Secretary of Tourism
- Acting
- In office January 5, 2004 – February 25, 2004
- President: Gloria Macapagal Arroyo
- Preceded by: Dick Gordon
- Succeeded by: Roberto Pagdanganan

General Manager of the Philippine Tourism Authority
- In office November 12, 2002 – July 31, 2008
- Preceded by: Nixon Kua
- Succeeded by: Mark Lapid

Member of the Makati City Council from the 1st district
- In office June 30, 1998 – June 30, 2001

Personal details
- Party: Independent (2009–present)
- Other political affiliations: Lakas (until 2001)
- Parent: Robert Barbers (father);

= Robert Dean Barbers =

Filipino politician

Robert Dean Smith Barbers is a Filipino government official who served as Acting Secretary of the Department of Tourism of the Philippines. He was also the general manager of the Philippine Tourism Authority (PTA) and a City Councilor of Makati. He is the youngest son of former Senator Robert Barbers and a brother of former Surigao del Norte Representative Ace Barbers.
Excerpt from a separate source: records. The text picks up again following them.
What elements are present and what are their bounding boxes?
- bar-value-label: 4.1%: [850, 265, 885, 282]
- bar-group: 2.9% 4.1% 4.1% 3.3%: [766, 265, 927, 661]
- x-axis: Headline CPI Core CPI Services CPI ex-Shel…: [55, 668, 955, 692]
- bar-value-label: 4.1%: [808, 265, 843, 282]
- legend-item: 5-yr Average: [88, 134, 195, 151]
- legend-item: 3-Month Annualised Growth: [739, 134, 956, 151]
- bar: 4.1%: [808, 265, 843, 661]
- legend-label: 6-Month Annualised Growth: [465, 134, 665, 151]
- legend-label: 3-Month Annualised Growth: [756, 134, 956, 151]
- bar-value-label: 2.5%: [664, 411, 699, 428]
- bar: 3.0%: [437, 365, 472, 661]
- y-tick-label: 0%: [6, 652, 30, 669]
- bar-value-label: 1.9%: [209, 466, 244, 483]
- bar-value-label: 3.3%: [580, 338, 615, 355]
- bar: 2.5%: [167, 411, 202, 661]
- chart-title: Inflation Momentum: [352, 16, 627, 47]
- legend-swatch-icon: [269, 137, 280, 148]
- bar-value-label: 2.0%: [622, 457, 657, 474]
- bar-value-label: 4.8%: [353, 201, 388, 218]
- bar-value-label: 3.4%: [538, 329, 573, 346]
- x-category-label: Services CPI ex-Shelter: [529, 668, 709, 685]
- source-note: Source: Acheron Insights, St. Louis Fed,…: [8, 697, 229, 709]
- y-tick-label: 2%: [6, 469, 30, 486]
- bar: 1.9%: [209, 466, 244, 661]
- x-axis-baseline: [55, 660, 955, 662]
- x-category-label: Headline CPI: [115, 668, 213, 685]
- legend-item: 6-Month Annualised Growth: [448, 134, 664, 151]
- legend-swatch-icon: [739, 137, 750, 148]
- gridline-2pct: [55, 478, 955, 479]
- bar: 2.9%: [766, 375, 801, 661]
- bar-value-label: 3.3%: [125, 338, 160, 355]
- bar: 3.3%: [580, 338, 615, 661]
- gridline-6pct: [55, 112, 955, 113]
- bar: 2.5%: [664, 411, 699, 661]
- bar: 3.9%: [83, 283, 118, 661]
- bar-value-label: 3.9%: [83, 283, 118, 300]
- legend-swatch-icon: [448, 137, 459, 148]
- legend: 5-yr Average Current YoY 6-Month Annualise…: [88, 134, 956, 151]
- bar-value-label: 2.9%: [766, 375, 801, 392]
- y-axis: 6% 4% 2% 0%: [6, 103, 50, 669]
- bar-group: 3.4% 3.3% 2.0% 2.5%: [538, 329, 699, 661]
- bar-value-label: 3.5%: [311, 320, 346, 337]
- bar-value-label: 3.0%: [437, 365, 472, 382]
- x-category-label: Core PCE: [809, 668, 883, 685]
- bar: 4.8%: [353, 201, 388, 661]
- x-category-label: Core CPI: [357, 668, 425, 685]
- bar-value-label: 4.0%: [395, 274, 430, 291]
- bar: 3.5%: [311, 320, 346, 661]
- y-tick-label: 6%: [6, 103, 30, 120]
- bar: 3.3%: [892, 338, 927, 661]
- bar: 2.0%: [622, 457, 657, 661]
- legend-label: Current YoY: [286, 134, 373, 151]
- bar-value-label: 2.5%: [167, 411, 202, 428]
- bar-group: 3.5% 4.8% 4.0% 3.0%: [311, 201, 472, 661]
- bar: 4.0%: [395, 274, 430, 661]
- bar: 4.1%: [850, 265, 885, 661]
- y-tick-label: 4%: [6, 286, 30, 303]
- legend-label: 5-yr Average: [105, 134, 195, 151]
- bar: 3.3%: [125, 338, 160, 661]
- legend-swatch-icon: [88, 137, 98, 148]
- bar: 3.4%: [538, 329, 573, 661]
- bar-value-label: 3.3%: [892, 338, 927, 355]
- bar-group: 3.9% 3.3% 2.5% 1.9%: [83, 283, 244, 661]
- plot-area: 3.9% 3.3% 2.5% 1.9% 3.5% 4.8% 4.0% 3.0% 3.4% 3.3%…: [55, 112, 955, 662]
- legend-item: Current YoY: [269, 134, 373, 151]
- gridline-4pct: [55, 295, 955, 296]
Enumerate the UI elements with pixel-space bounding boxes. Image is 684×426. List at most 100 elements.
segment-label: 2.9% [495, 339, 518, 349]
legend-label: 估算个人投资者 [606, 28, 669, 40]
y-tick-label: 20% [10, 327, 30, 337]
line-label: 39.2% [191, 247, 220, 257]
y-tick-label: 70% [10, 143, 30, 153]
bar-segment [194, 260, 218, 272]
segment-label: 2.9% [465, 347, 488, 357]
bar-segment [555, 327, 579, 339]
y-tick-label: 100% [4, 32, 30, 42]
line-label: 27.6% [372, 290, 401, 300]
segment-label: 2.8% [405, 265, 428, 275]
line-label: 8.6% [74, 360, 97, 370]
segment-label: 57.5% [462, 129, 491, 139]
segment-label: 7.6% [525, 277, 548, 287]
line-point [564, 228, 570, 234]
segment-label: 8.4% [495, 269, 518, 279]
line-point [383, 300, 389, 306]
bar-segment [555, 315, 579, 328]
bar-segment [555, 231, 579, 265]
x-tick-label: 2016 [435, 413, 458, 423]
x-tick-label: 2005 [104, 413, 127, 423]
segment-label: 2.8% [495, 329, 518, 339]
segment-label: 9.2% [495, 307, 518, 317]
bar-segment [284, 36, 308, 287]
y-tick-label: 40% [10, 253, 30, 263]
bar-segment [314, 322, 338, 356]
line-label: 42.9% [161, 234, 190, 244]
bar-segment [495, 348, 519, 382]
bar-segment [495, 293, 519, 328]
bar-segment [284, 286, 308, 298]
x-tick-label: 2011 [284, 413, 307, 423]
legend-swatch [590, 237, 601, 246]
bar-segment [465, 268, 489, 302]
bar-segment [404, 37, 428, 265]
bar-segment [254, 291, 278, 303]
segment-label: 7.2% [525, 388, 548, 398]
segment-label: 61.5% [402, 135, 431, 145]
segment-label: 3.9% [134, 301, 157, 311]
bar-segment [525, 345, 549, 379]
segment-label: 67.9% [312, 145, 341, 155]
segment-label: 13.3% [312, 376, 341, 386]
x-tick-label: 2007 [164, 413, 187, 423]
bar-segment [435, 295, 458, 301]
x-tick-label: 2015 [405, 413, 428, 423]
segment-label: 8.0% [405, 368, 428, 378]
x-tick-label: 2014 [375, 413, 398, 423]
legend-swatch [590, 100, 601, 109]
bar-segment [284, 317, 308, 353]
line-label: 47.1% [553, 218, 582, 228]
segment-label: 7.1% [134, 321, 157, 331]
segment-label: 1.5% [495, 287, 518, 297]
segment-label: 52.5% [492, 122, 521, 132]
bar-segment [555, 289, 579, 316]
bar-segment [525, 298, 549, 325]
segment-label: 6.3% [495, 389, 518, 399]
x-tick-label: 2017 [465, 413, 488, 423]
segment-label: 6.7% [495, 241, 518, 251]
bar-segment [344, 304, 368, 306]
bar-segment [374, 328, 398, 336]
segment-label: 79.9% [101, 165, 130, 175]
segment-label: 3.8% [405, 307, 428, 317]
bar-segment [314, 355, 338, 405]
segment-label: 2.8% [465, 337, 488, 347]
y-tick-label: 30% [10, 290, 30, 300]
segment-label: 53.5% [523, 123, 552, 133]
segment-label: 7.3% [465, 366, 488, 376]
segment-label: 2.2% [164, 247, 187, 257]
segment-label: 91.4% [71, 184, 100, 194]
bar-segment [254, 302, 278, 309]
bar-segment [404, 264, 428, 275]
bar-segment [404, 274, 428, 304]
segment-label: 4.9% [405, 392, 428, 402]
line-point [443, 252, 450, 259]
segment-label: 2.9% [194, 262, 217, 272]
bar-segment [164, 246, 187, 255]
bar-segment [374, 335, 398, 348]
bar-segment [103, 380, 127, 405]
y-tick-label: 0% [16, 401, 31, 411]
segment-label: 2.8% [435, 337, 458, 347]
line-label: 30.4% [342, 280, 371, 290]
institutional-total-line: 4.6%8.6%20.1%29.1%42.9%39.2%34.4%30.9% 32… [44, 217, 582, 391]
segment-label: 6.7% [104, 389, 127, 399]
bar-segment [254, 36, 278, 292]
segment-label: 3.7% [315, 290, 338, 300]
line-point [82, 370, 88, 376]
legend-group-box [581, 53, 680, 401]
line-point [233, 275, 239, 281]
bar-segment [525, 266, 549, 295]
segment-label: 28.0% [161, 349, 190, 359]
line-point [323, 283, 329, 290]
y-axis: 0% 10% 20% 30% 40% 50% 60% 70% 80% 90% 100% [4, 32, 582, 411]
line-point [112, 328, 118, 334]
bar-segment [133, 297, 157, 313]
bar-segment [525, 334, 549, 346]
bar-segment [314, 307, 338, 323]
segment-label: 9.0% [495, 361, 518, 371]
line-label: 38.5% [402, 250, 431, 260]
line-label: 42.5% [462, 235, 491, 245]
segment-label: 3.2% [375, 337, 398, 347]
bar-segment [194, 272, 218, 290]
He ran for vice mayor of Makati in 2001, but lost to Ernesto Mercado.

Barbers was appointed on November 12, 2002, as general manager of the Philippine Tourism Authority (PTA) by President Gloria Macapagal Arroyo. His appointment was legally challenged by his predecessor Nixon Kua who insisted his term should end in 2006, a case Kua lost. Barber's administration also sought the construction of the PTA Sports Complex within Intramuros which was halted by a court order in 2007.

Barbers' term expired in 2008. He was succeeded by Mark Lapid. He ran for representative of 1st district of Makati in 2010, but lost to Monique Lagdameo.

In 2025, Barbers and two other PTA officials were convicted and sentenced to up to eight years imprisonment for graft over the construction of the PTA Sports Complex.